I have a data frame with items and their prices, something like this:
╔══════╦═════╦═══════╗
║ Item ║ Day ║ Price ║
╠══════╬═════╬═══════╣
║ A ║ 1 ║ 10 ║
║ B ║ 1 ║ 20 ║
║ C ║ 1 ║ 30 ║
║ D ║ 1 ║ 40 ║
║ A ║ 2 ║ 100 ║
║ B ║ 2 ║ 20 ║
║ C ║ 2 ║ 30 ║
║ D ║ 2 ║ 40 ║
║ A ║ 3 ║ 500 ║
║ B ║ 3 ║ 25 ║
║ C ║ 3 ║ 35 ║
║ D ║ 3 ║ 1000 ║
╚══════╩═════╩═══════╝
I want to exclude all rows from this df where the item has an average price over 200. So filtered df should look like this:
╔══════╦═════╦═══════╗
║ Item ║ Day ║ Price ║
╠══════╬═════╬═══════╣
║ B ║ 1 ║ 20 ║
║ C ║ 1 ║ 30 ║
║ B ║ 2 ║ 20 ║
║ C ║ 2 ║ 30 ║
║ B ║ 3 ║ 25 ║
║ C ║ 3 ║ 35 ║
╚══════╩═════╩═══════╝
I'm new to python and pandas but as a first step was thinking something like this to get a new df for avg prices: avg_prices_df = df.groupby('ItemID').Price.mean().reset_index and then not sure how to proceed from there. Not sure even that first step is correct.
To further complicate the matter, I am using vaex to read the data in ndf5 form as I have over 400 million rows.

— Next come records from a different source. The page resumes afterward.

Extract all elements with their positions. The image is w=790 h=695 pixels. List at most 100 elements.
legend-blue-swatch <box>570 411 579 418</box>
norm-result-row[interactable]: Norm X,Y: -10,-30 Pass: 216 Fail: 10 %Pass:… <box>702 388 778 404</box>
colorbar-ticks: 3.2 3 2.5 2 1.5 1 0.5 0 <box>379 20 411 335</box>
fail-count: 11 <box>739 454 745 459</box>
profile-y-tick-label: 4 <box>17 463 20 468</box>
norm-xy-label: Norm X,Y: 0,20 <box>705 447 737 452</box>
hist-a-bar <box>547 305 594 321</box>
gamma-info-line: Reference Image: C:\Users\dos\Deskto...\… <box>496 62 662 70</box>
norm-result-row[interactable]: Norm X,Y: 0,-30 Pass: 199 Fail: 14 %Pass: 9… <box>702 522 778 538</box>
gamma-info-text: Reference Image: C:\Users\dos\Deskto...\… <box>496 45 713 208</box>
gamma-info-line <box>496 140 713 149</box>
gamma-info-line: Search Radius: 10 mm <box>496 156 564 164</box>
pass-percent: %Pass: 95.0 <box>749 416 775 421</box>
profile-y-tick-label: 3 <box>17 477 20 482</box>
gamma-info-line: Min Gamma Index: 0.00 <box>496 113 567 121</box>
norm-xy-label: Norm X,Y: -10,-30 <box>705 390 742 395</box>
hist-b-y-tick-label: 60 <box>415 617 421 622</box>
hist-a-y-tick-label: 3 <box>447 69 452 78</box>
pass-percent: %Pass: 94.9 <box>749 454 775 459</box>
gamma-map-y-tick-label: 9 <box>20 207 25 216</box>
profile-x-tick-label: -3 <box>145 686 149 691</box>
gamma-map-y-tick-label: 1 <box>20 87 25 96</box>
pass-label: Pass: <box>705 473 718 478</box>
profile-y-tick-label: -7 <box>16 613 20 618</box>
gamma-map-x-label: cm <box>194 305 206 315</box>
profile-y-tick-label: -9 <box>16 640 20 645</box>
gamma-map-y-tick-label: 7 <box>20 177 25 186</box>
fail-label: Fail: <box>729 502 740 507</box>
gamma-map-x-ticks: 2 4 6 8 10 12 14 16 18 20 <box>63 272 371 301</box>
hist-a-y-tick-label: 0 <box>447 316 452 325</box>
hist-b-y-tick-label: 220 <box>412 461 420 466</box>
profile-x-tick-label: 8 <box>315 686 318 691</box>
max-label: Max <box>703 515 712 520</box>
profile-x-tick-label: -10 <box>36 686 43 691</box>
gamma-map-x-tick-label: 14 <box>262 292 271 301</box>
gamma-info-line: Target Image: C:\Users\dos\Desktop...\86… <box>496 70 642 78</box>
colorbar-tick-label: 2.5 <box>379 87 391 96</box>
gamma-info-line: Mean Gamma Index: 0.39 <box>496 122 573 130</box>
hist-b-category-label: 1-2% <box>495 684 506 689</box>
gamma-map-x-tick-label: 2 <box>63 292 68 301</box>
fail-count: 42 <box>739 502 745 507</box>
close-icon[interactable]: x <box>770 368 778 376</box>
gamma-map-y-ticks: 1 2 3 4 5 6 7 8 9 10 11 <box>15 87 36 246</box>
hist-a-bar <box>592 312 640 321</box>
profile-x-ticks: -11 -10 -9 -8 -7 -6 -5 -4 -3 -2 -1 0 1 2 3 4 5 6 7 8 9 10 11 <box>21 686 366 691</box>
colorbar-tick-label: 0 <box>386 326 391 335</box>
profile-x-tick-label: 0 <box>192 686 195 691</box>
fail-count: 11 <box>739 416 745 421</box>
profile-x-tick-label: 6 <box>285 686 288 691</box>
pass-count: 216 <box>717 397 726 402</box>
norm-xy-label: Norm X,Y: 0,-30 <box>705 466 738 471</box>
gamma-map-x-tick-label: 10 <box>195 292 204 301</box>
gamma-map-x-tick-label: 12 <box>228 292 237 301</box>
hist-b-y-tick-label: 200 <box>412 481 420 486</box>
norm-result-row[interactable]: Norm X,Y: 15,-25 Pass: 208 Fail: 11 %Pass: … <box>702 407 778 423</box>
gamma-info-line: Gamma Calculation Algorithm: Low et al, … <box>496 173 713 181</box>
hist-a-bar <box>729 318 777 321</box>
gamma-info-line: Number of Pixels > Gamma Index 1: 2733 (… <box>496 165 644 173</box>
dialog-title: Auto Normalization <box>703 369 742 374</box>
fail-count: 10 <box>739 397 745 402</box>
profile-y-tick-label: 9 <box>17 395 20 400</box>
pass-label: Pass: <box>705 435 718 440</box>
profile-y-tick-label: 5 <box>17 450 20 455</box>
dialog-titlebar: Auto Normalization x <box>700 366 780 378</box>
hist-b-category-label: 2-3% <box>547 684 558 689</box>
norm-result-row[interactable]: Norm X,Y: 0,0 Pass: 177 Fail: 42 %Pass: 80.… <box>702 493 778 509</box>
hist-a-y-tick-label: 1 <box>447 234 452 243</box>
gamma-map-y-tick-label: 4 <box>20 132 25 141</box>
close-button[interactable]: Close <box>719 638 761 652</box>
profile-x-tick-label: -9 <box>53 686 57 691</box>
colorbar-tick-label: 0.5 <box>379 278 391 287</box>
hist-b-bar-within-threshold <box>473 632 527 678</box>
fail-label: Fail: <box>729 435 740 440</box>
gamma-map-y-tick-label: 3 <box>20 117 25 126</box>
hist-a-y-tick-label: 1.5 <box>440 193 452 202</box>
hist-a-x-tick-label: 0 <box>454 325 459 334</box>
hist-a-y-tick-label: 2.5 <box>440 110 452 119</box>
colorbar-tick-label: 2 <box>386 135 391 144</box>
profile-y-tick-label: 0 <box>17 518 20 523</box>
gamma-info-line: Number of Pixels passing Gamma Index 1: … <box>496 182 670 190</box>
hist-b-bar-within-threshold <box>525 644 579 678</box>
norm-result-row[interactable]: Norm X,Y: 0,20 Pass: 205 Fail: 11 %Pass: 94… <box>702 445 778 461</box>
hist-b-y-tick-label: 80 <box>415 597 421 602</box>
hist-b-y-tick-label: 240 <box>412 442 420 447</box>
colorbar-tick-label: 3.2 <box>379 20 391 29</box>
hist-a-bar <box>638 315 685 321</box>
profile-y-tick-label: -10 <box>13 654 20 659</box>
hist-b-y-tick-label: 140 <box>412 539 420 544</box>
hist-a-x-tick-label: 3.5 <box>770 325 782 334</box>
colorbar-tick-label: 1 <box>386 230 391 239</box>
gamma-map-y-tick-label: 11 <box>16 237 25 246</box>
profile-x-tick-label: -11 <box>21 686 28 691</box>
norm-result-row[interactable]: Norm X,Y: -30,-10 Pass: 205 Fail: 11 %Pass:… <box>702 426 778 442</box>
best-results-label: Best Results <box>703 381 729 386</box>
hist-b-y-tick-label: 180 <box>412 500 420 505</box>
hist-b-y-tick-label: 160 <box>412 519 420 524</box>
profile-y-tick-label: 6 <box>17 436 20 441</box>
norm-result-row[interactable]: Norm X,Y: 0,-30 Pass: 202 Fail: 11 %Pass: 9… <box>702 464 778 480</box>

Many thanks in advance for any advice.
EDIT: So I got the following code working, though I am sure it is not optimised..
`
create dataframe of ItemIDs and their average prices
df_item_avg_price = df.groupby(df.ItemID, agg=[vaex.agg.count('ItemID'), vaex.agg.mean('Price')])
filter this new dataframe by average price threshold
df_item_avg_price = (df_item_avg_price[df_item_avg_price["P_r_i_c_e_mean"] <= 50000000])

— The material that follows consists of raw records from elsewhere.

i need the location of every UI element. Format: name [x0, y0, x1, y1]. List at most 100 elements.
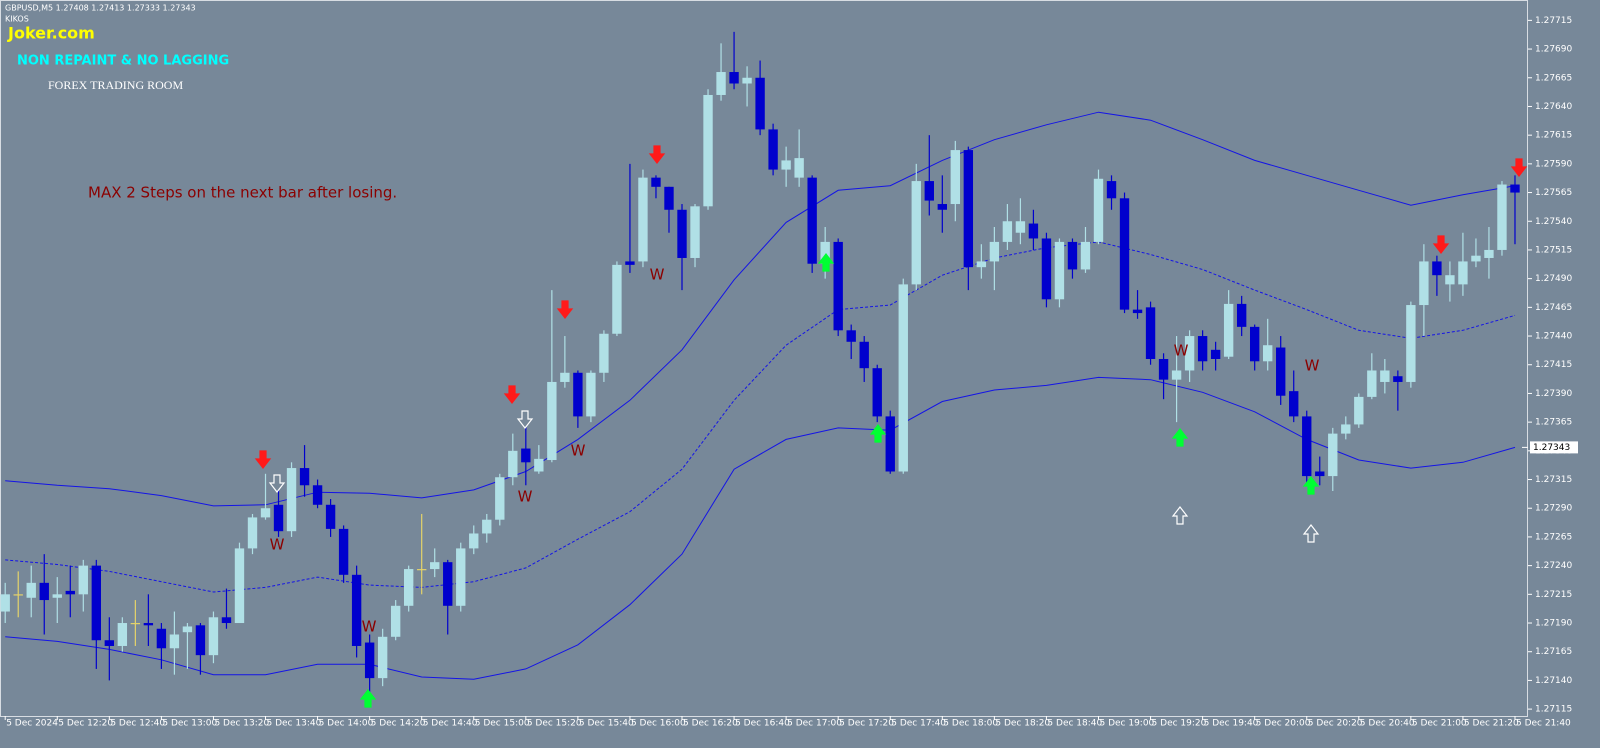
candle-body	[13, 594, 23, 596]
signal-moon	[1164, 417, 1169, 427]
y-tick-label: 1.27540	[1535, 217, 1572, 227]
signal-arrow-down	[1432, 235, 1450, 254]
signal-arrow-down	[503, 385, 521, 404]
y-tick-label: 1.27415	[1535, 360, 1572, 370]
signal-label: W	[1305, 357, 1320, 375]
candle-body	[625, 261, 635, 265]
candle-body	[0, 594, 10, 612]
signal-moon	[1427, 241, 1432, 251]
signals	[247, 145, 1528, 708]
candle-body	[950, 150, 961, 205]
candle-body	[729, 72, 739, 84]
x-tick-label: 5 Dec 19:40	[1204, 719, 1259, 729]
candle-body	[260, 508, 271, 518]
candle-body	[1210, 349, 1221, 359]
candle-body	[534, 458, 544, 472]
candle-body	[482, 519, 492, 534]
x-tick-label: 5 Dec 15:00	[475, 719, 530, 729]
signal-moon	[497, 429, 502, 439]
candle-body	[26, 582, 36, 598]
candle-body	[1315, 471, 1325, 477]
x-tick-label: 5 Dec 12:20	[58, 719, 113, 729]
candle-body	[1406, 305, 1416, 382]
candle-body	[39, 582, 49, 601]
candle-body	[1354, 396, 1364, 425]
y-tick-label: 1.27315	[1535, 475, 1572, 485]
candle-body	[1328, 433, 1338, 477]
x-tick-label: 5 Dec 14:00	[319, 719, 374, 729]
candle-body	[898, 284, 908, 472]
candle-body	[1393, 376, 1403, 382]
signal-arrow-up	[1171, 428, 1189, 447]
candle-body	[937, 204, 947, 210]
x-tick-label: 5 Dec 18:40	[1047, 719, 1102, 729]
candle-body	[859, 341, 869, 369]
y-tick-label: 1.27615	[1535, 131, 1572, 141]
candle-body	[1458, 261, 1468, 285]
signal-arrow-down	[254, 450, 272, 469]
y-tick-label: 1.27490	[1535, 274, 1572, 284]
y-tick-label: 1.27140	[1535, 676, 1572, 686]
y-tick-label: 1.27365	[1535, 418, 1572, 428]
candles	[0, 31, 1520, 692]
candle-body	[247, 517, 258, 549]
candle-body	[443, 562, 453, 606]
x-tick-label: 5 Dec 13:20	[214, 719, 269, 729]
signal-arrow-down	[556, 300, 574, 319]
candle-body	[1223, 303, 1234, 357]
candle-body	[963, 150, 974, 268]
candle-body	[1067, 241, 1078, 270]
candle-body	[1289, 391, 1299, 417]
candle-body	[325, 504, 336, 529]
candle-body	[195, 625, 206, 656]
candle-body	[1145, 307, 1156, 359]
band-lower	[5, 376, 1516, 680]
band-upper	[5, 111, 1516, 507]
candle-body	[182, 626, 193, 633]
candle-body	[1093, 178, 1104, 242]
signal-moon	[812, 284, 817, 294]
candle-body	[91, 565, 101, 641]
candle-body	[286, 468, 297, 532]
candle-body	[612, 264, 622, 334]
candle-body	[885, 416, 895, 472]
signal-label: W	[571, 442, 586, 460]
candle-body	[820, 241, 830, 264]
candle-body	[1028, 223, 1039, 239]
candle-body	[417, 569, 427, 571]
y-tick-label: 1.27715	[1535, 16, 1572, 26]
candle-body	[469, 533, 479, 549]
candle-body	[1184, 336, 1195, 371]
candle-body	[924, 181, 934, 201]
candle-body	[560, 372, 570, 382]
candle-body	[1484, 249, 1494, 258]
candle-body	[299, 468, 310, 486]
y-tick-label: 1.27440	[1535, 332, 1572, 342]
y-tick-label: 1.27390	[1535, 389, 1572, 399]
candle-body	[338, 528, 349, 575]
signal-moon	[547, 258, 552, 268]
y-tick-label: 1.27465	[1535, 303, 1572, 313]
candle-body	[1054, 241, 1065, 300]
candle-body	[1432, 261, 1442, 276]
candle-body	[1158, 359, 1169, 380]
signal-arrow-up	[869, 424, 887, 443]
candle-body	[1080, 241, 1091, 270]
candle-body	[377, 636, 388, 679]
candle-body	[573, 372, 583, 417]
x-tick-label: 5 Dec 14:40	[423, 719, 478, 729]
x-tick-label: 5 Dec 20:00	[1256, 719, 1311, 729]
brand-label: Joker.com	[7, 24, 95, 43]
x-tick-label: 5 Dec 20:40	[1360, 719, 1415, 729]
x-tick-label: 5 Dec 17:20	[839, 719, 894, 729]
candle-body	[130, 623, 141, 625]
candle-body	[169, 634, 180, 649]
candle-body	[677, 209, 687, 258]
x-tick-label: 5 Dec 17:00	[787, 719, 842, 729]
candle-body	[1041, 238, 1052, 300]
y-tick-label: 1.27290	[1535, 504, 1572, 514]
candle-body	[1367, 370, 1377, 397]
plot-frame	[0, 0, 1528, 717]
candle-body	[508, 450, 518, 478]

create list of ItemIDs which have average price under the threshold
items_in_price_range = df_item_avg_price['ItemID'].tolist()
filter the original dataframe to include rows only with the items in price range
filtered_df = df[df.ItemID.isin(items_in_price_range)] ` Any better way to do this?